Langwith Bar was designated as entirely student financed and run, and no one from the Vice-Chancellor’s office objected when Matt Burton, Services and Finance Officer, applied for a 24 hour license for late night events, or so he thought.
The subsequent explosion has shown exactly why students and University executives will never understand each other: because they never listen to what the other side is saying. Relations are now at an historic low between YUSU and the University. One can only imagine the look of fright on the poor clerk’s face as Pro-Vice-Chancelllor Jane Grenville ran into the York City Council building on Friday, just two minutes before the final deadline for licence applications. Eyes bulging, veins protruding from her neck, a seething Grenville slapped down her objection, cursing Burton, screaming wildly for justice.
The issue at hand is about two different agendas rubbing up very uncomfortably against each other. No one likes chafing. The University wants to keep costs down, and passing on Langwith bar’s overheads to YUSU must have seemed like an excellent idea at the time. They could forget about the running of Langwith JCR, and carry on planning conferences with a little less interruption. The acquisition of Langwith was a coup for YUSU too, allowing them to offer prospective students a temporary Student Union before Heslington East provided the real thing.
The current situation shows the Union has rather more power to wield than they always remember. There will undoubtedly be red faces and much wringing of academic hands this week, as the University work out how exactly Burton made them look like incompetent amateurs in front of the couple of thousand new students who may not have been aware of this unfortunate fact until just now.
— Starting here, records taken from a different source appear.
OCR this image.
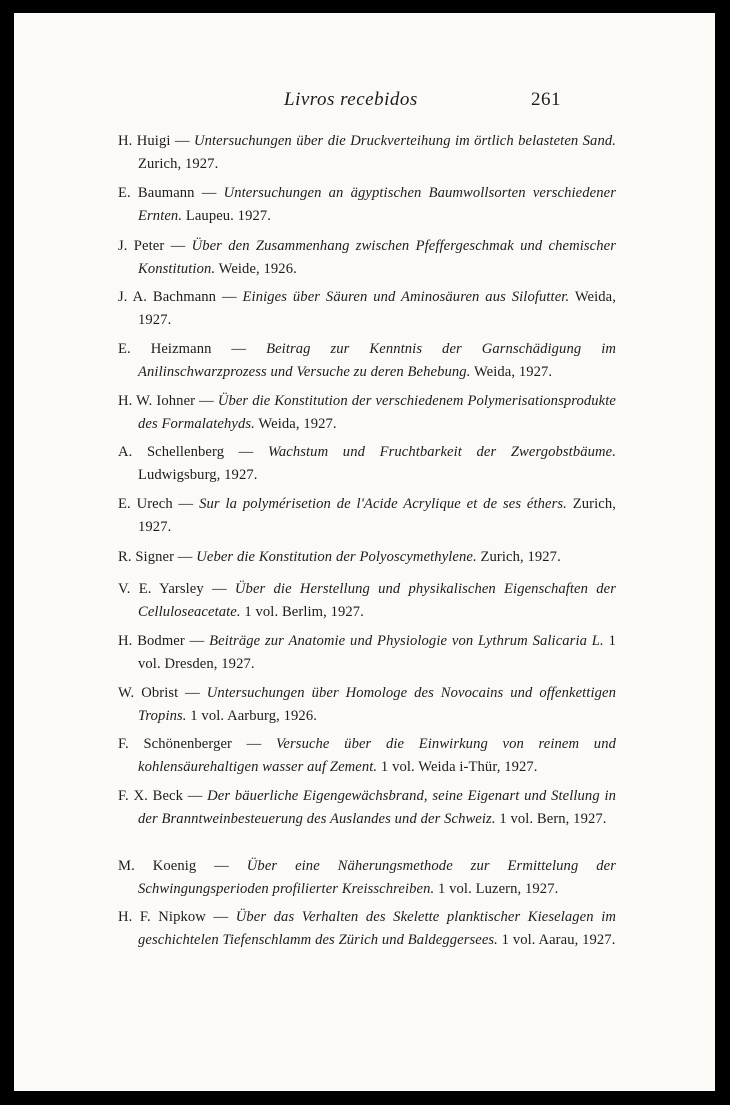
Livros recebidos	261
H. Huigi — Untersuchungen über die Druckverteihung im örtlich belasteten Sand. Zurich, 1927.
E. Baumann — Untersuchungen an ägyptischen Baumwollsorten verschiedener Ernten. Laupeu. 1927.
J. Peter — Über den Zusammenhang zwischen Pfeffergeschmak und chemischer Konstitution. Weide, 1926.
J. A. Bachmann — Einiges über Säuren und Aminosäuren aus Silofutter. Weida, 1927.
E. Heizmann — Beitrag zur Kenntnis der Garnschädigung im Anilinschwarzprozess und Versuche zu deren Behebung. Weida, 1927.
H. W. Iohner — Über die Konstitution der verschiedenem Polymerisationsprodukte des Formalatehyds. Weida, 1927.
A. Schellenberg — Wachstum und Fruchtbarkeit der Zwergobstbäume. Ludwigsburg, 1927.
E. Urech — Sur la polymérisetion de l'Acide Acrylique et de ses éthers. Zurich, 1927.
R. Signer — Ueber die Konstitution der Polyoscymethylene. Zurich, 1927.
V. E. Yarsley — Über die Herstellung und physikalischen Eigenschaften der Celluloseacetate. 1 vol. Berlim, 1927.
H. Bodmer — Beiträge zur Anatomie und Physiologie von Lythrum Salicaria L. 1 vol. Dresden, 1927.
W. Obrist — Untersuchungen über Homologe des Novocains und offenkettigen Tropins. 1 vol. Aarburg, 1926.
F. Schönenberger — Versuche über die Einwirkung von reinem und kohlensäurehaltigen wasser auf Zement. 1 vol. Weida i-Thür, 1927.
F. X. Beck — Der bäuerliche Eigengewächsbrand, seine Eigenart und Stellung in der Branntweinbesteuerung des Auslandes und der Schweiz. 1 vol. Bern, 1927.
M. Koenig — Über eine Näherungsmethode zur Ermittelung der Schwingungsperioden profilierter Kreisschreiben. 1 vol. Luzern, 1927.
H. F. Nipkow — Über das Verhalten des Skelette planktischer Kieselagen im geschichtelen Tiefenschlamm des Zürich und Baldeggersees. 1 vol. Aarau, 1927.
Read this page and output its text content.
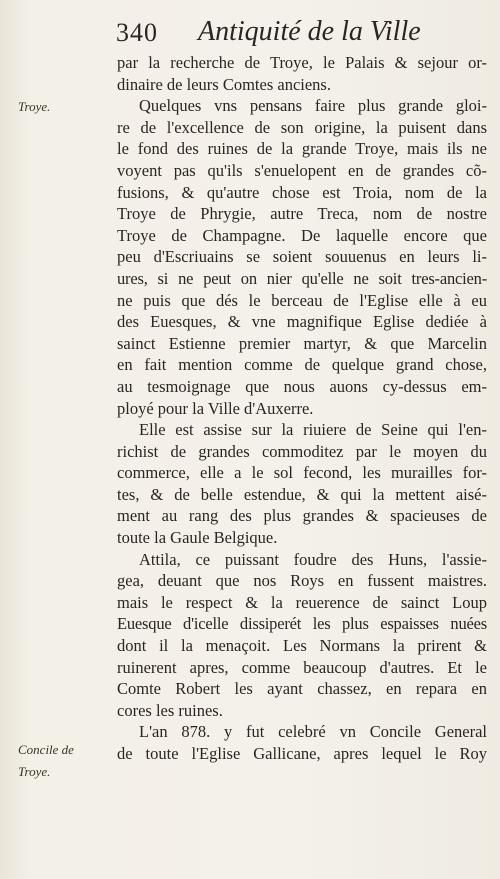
340 Antiquité de la Ville
Troye.
Concile de
Troye.
par la recherche de Troye, le Palais & sejour or-
dinaire de leurs Comtes anciens.
Quelques vns pensans faire plus grande gloi-
re de l'excellence de son origine, la puisent dans
le fond des ruines de la grande Troye, mais ils ne
voyent pas qu'ils s'enuelopent en de grandes cõ-
fusions, & qu'autre chose est Troia, nom de la
Troye de Phrygie, autre Treca, nom de nostre
Troye de Champagne. De laquelle encore que
peu d'Escriuains se soient souuenus en leurs li-
ures, si ne peut on nier qu'elle ne soit tres-ancien-
ne puis que dés le berceau de l'Eglise elle à eu
des Euesques, & vne magnifique Eglise dediée à
sainct Estienne premier martyr, & que Marcelin
en fait mention comme de quelque grand chose,
au tesmoignage que nous auons cy-dessus em-
ployé pour la Ville d'Auxerre.
Elle est assise sur la riuiere de Seine qui l'en-
richist de grandes commoditez par le moyen du
commerce, elle a le sol fecond, les murailles for-
tes, & de belle estendue, & qui la mettent aisé-
ment au rang des plus grandes & spacieuses de
toute la Gaule Belgique.
Attila, ce puissant foudre des Huns, l'assie-
gea, deuant que nos Roys en fussent maistres.
mais le respect & la reuerence de sainct Loup
Euesque d'icelle dissiperét les plus espaisses nuées
dont il la menaçoit. Les Normans la prirent &
ruinerent apres, comme beaucoup d'autres. Et le
Comte Robert les ayant chassez, en repara en
cores les ruines.
L'an 878. y fut celebré vn Concile General
de toute l'Eglise Gallicane, apres lequel le Roy
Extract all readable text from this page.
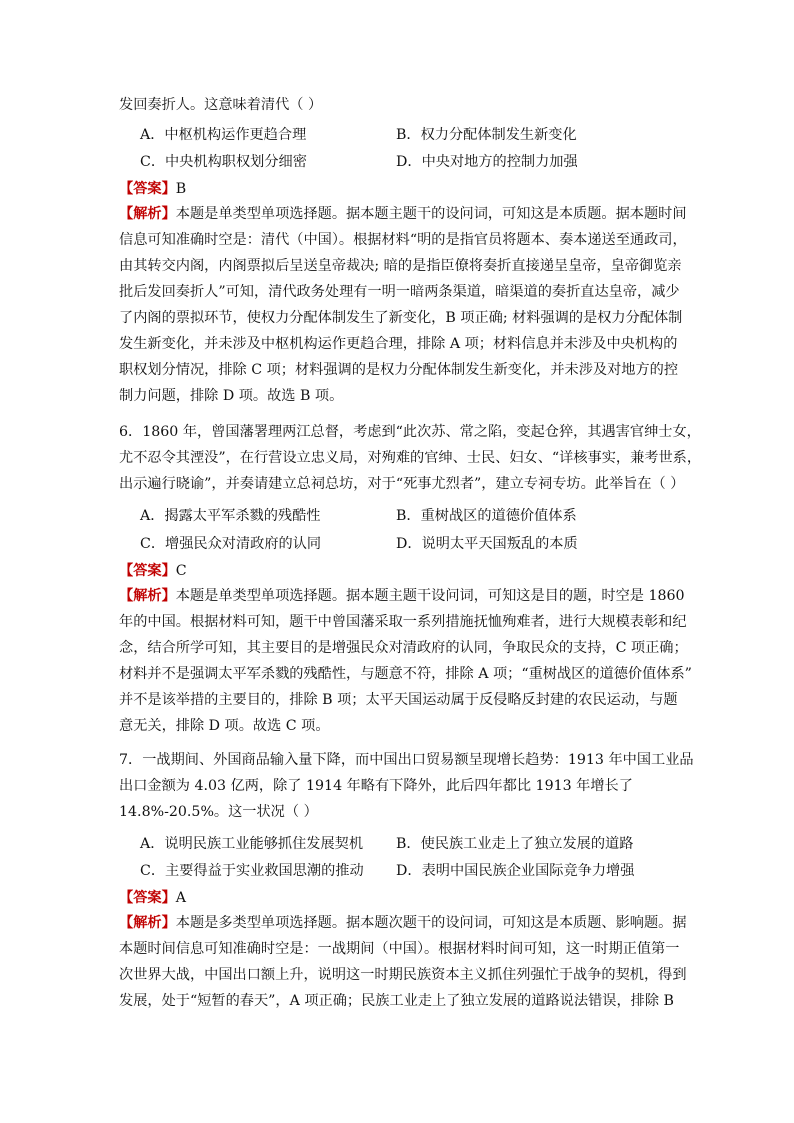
发回奏折人。这意味着清代（ ）
A．中枢机构运作更趋合理	B．权力分配体制发生新变化
C．中央机构职权划分细密	D．中央对地方的控制力加强
【答案】B
【解析】本题是单类型单项选择题。据本题主题干的设问词，可知这是本质题。据本题时间
信息可知准确时空是：清代（中国）。根据材料“明的是指官员将题本、奏本递送至通政司，
由其转交内阁，内阁票拟后呈送皇帝裁决; 暗的是指臣僚将奏折直接递呈皇帝，皇帝御览亲
批后发回奏折人”可知，清代政务处理有一明一暗两条渠道，暗渠道的奏折直达皇帝，减少
了内阁的票拟环节，使权力分配体制发生了新变化，B 项正确; 材料强调的是权力分配体制
发生新变化，并未涉及中枢机构运作更趋合理，排除 A 项；材料信息并未涉及中央机构的
职权划分情况，排除 C 项；材料强调的是权力分配体制发生新变化，并未涉及对地方的控
制力问题，排除 D 项。故选 B 项。
6．1860 年，曾国藩署理两江总督，考虑到“此次苏、常之陷，变起仓猝，其遇害官绅士女，
尤不忍令其湮没”，在行营设立忠义局，对殉难的官绅、士民、妇女、“详核事实，兼考世系，
出示遍行晓谕”，并奏请建立总祠总坊，对于“死事尤烈者”，建立专祠专坊。此举旨在（ ）
A．揭露太平军杀戮的残酷性	B．重树战区的道德价值体系
C．增强民众对清政府的认同	D．说明太平天国叛乱的本质
【答案】C
【解析】本题是单类型单项选择题。据本题主题干设问词，可知这是目的题，时空是 1860
年的中国。根据材料可知，题干中曾国藩采取一系列措施抚恤殉难者，进行大规模表彰和纪
念，结合所学可知，其主要目的是增强民众对清政府的认同，争取民众的支持，C 项正确；
材料并不是强调太平军杀戮的残酷性，与题意不符，排除 A 项；“重树战区的道德价值体系”
并不是该举措的主要目的，排除 B 项；太平天国运动属于反侵略反封建的农民运动，与题
意无关，排除 D 项。故选 C 项。
7．一战期间、外国商品输入量下降，而中国出口贸易额呈现增长趋势：1913 年中国工业品
出口金额为 4.03 亿两，除了 1914 年略有下降外，此后四年都比 1913 年增长了
14.8%-20.5%。这一状况（ ）
A．说明民族工业能够抓住发展契机 B．使民族工业走上了独立发展的道路
C．主要得益于实业救国思潮的推动 D．表明中国民族企业国际竞争力增强
【答案】A
【解析】本题是多类型单项选择题。据本题次题干的设问词，可知这是本质题、影响题。据
本题时间信息可知准确时空是：一战期间（中国）。根据材料时间可知，这一时期正值第一
次世界大战，中国出口额上升，说明这一时期民族资本主义抓住列强忙于战争的契机，得到
发展，处于“短暂的春天”，A 项正确；民族工业走上了独立发展的道路说法错误，排除 B
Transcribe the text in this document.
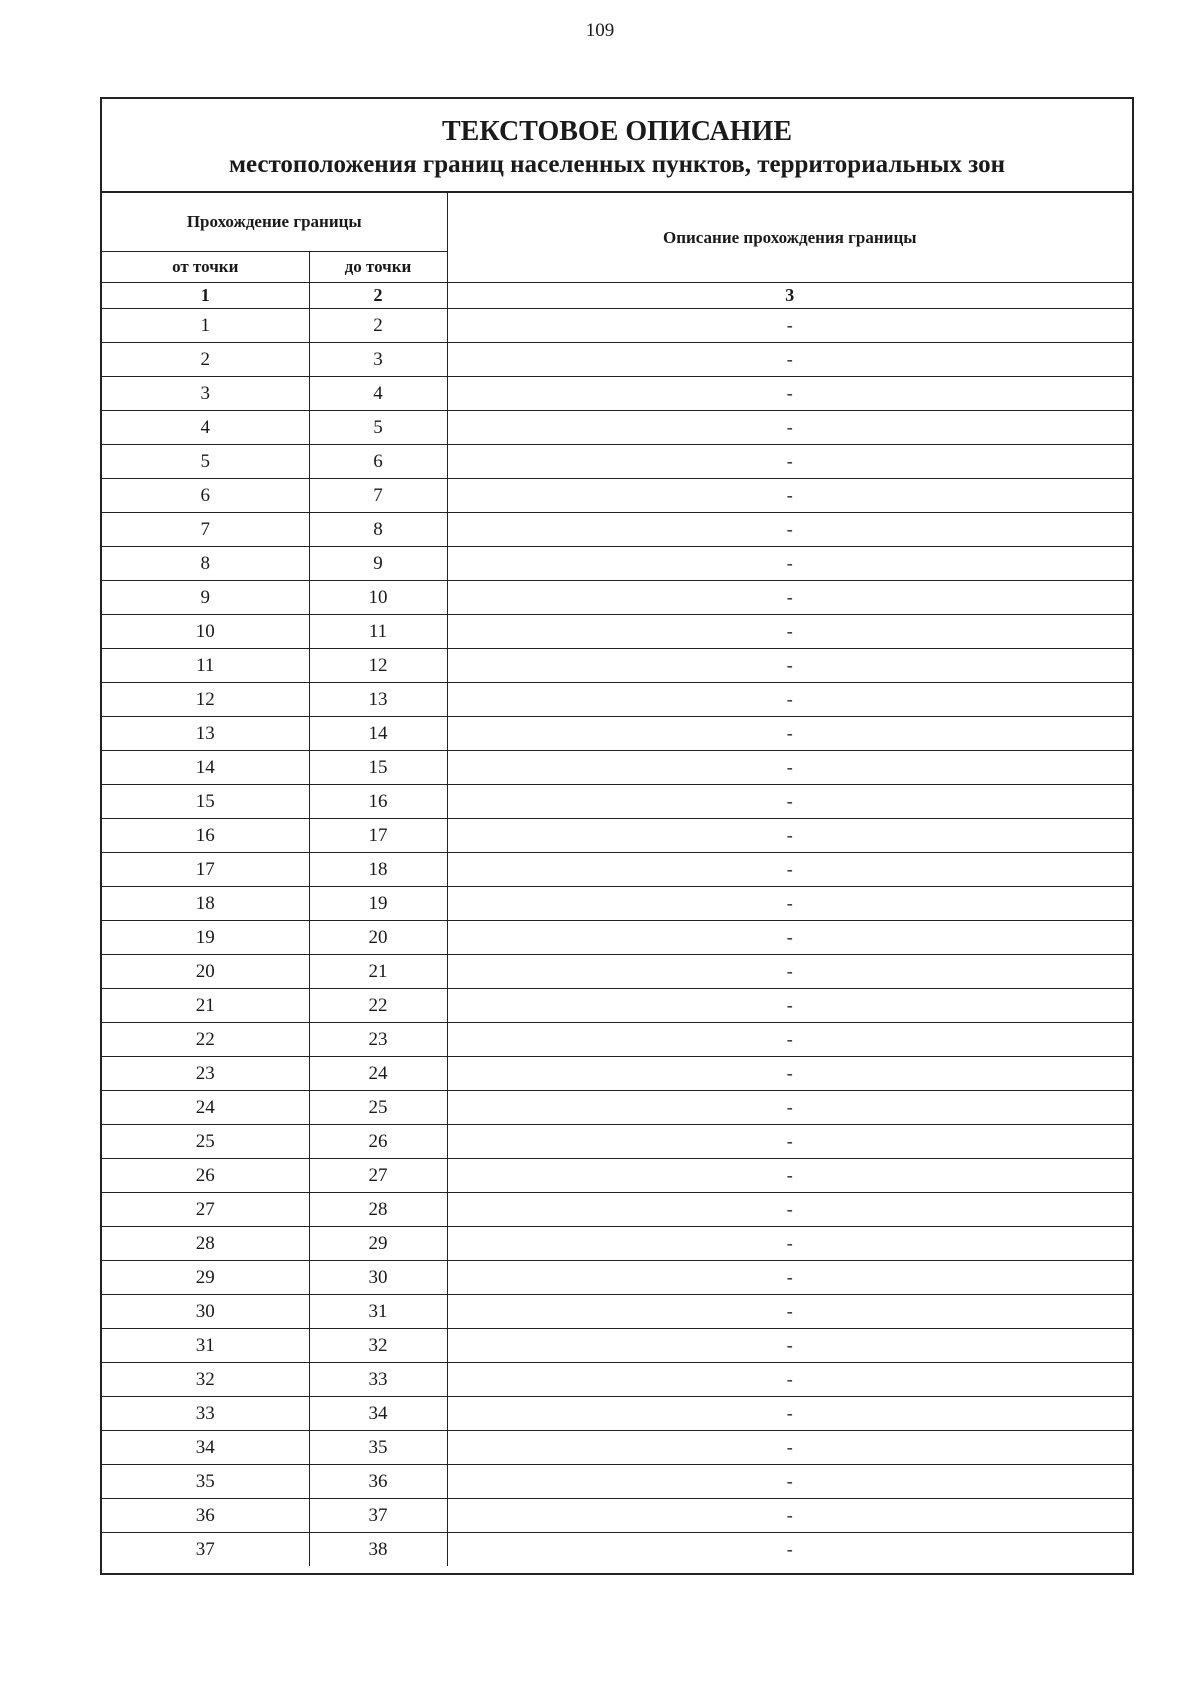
109
ТЕКСТОВОЕ ОПИСАНИЕ
местоположения границ населенных пунктов, территориальных зон
Прохождение границы		Описание прохождения границы
от точки	до точки	
1	2	3
1	2	-
2	3	-
3	4	-
4	5	-
5	6	-
6	7	-
7	8	-
8	9	-
9	10	-
10	11	-
11	12	-
12	13	-
13	14	-
14	15	-
15	16	-
16	17	-
17	18	-
18	19	-
19	20	-
20	21	-
21	22	-
22	23	-
23	24	-
24	25	-
25	26	-
26	27	-
27	28	-
28	29	-
29	30	-
30	31	-
31	32	-
32	33	-
33	34	-
34	35	-
35	36	-
36	37	-
37	38	-
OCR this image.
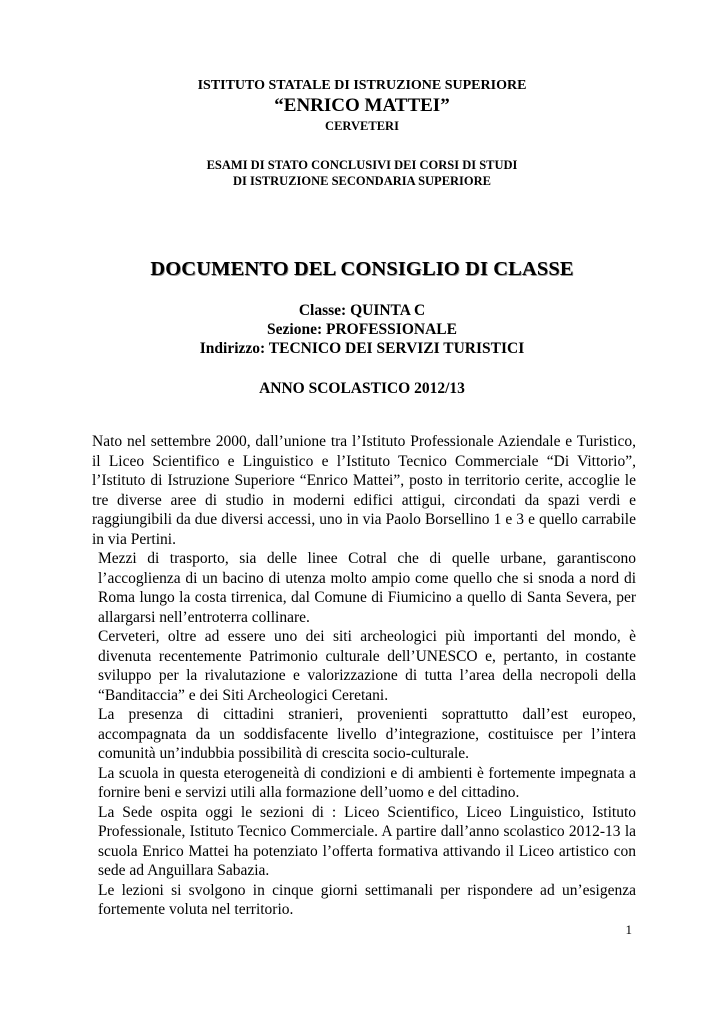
ISTITUTO STATALE DI ISTRUZIONE SUPERIORE
“ENRICO MATTEI”
CERVETERI
ESAMI DI STATO CONCLUSIVI DEI CORSI DI STUDI
DI ISTRUZIONE SECONDARIA SUPERIORE
DOCUMENTO DEL CONSIGLIO DI CLASSE
Classe: QUINTA C
Sezione: PROFESSIONALE
Indirizzo: TECNICO DEI SERVIZI TURISTICI
ANNO SCOLASTICO 2012/13

Nato nel settembre 2000, dall’unione tra l’Istituto Professionale Aziendale e Turistico, il Liceo Scientifico e Linguistico e l’Istituto Tecnico Commerciale “Di Vittorio”, l’Istituto di Istruzione Superiore “Enrico Mattei”, posto in territorio cerite, accoglie le tre diverse aree di studio in moderni edifici attigui, circondati da spazi verdi e raggiungibili da due diversi accessi, uno in via Paolo Borsellino 1 e 3 e quello carrabile in via Pertini.

Mezzi di trasporto, sia delle linee Cotral che di quelle urbane, garantiscono l’accoglienza di un bacino di utenza molto ampio come quello che si snoda a nord di Roma lungo la costa tirrenica, dal Comune di Fiumicino a quello di Santa Severa, per allargarsi nell’entroterra collinare.

Cerveteri, oltre ad essere uno dei siti archeologici più importanti del mondo, è divenuta recentemente Patrimonio culturale dell’UNESCO e, pertanto, in costante sviluppo per la rivalutazione e valorizzazione di tutta l’area della necropoli della “Banditaccia” e dei Siti Archeologici Ceretani.

La presenza di cittadini stranieri, provenienti soprattutto dall’est europeo, accompagnata da un soddisfacente livello d’integrazione, costituisce per l’intera comunità un’indubbia possibilità di crescita socio-culturale.

La scuola in questa eterogeneità di condizioni e di ambienti è fortemente impegnata a fornire beni e servizi utili alla formazione dell’uomo e del cittadino.

La Sede ospita oggi le sezioni di : Liceo Scientifico, Liceo Linguistico, Istituto Professionale, Istituto Tecnico Commerciale. A partire dall’anno scolastico 2012-13 la scuola Enrico Mattei ha potenziato l’offerta formativa attivando il Liceo artistico con sede ad Anguillara Sabazia.

Le lezioni si svolgono in cinque giorni settimanali per rispondere ad un’esigenza fortemente voluta nel territorio.

1
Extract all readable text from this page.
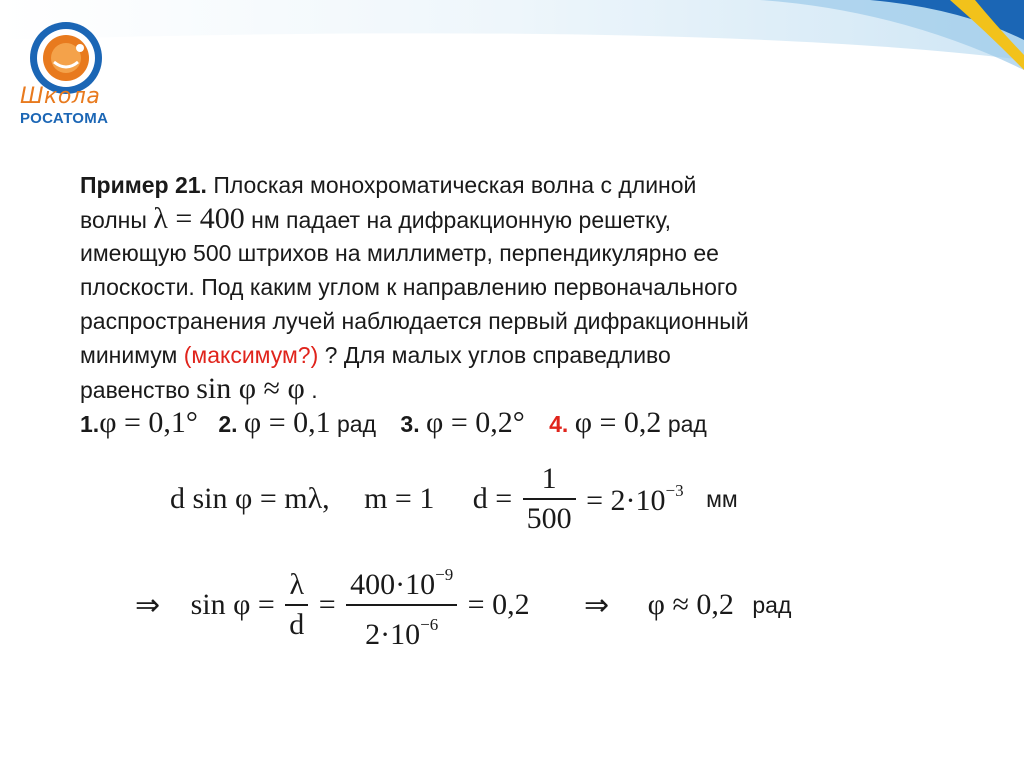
Школа
РОСАТОМА
Пример 21. Плоская монохроматическая волна с длиной
волны λ = 400 нм падает на дифракционную решетку,
имеющую 500 штрихов на миллиметр, перпендикулярно ее
плоскости. Под каким углом к направлению первоначального
распространения лучей наблюдается первый дифракционный
минимум (максимум?) ? Для малых углов справедливо
равенство sin φ ≈ φ .
1.φ = 0,1° 2. φ = 0,1 рад 3. φ = 0,2° 4. φ = 0,2 рад
d sin φ = mλ, m = 1 $d = \frac{1}{500} = 2\cdot 10^{-3}$ мм
⇒ $\sin \varphi = \frac{\lambda}{d} = \frac{400\cdot 10^{-9}}{2\cdot 10^{-6}} = 0,2$ ⇒ φ ≈ 0,2 рад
The outcome to this debacle can be predicted with a fair amount of confidence. It is expected that YUSU will see the loss of a 24 hour licence as preferable to the loss of Langwith as a student bar altogether. I envisage that Burton and Scott will give in to her ultimatum, the insomniac alcoholics among us will remain thirsty, and tensions will cool slightly, from boil to simmer, in the metaphorical pot of University-student relations.
Do not be fooled by a period of calm, however. There are and will always be officers who take more initiative than expected, people in power who aren’t paying attention to their inboxes, and journalists hanging around to ask all the awkward questions.
But then again , the minutes of YUSU meetings never really say anything worth reading, do they?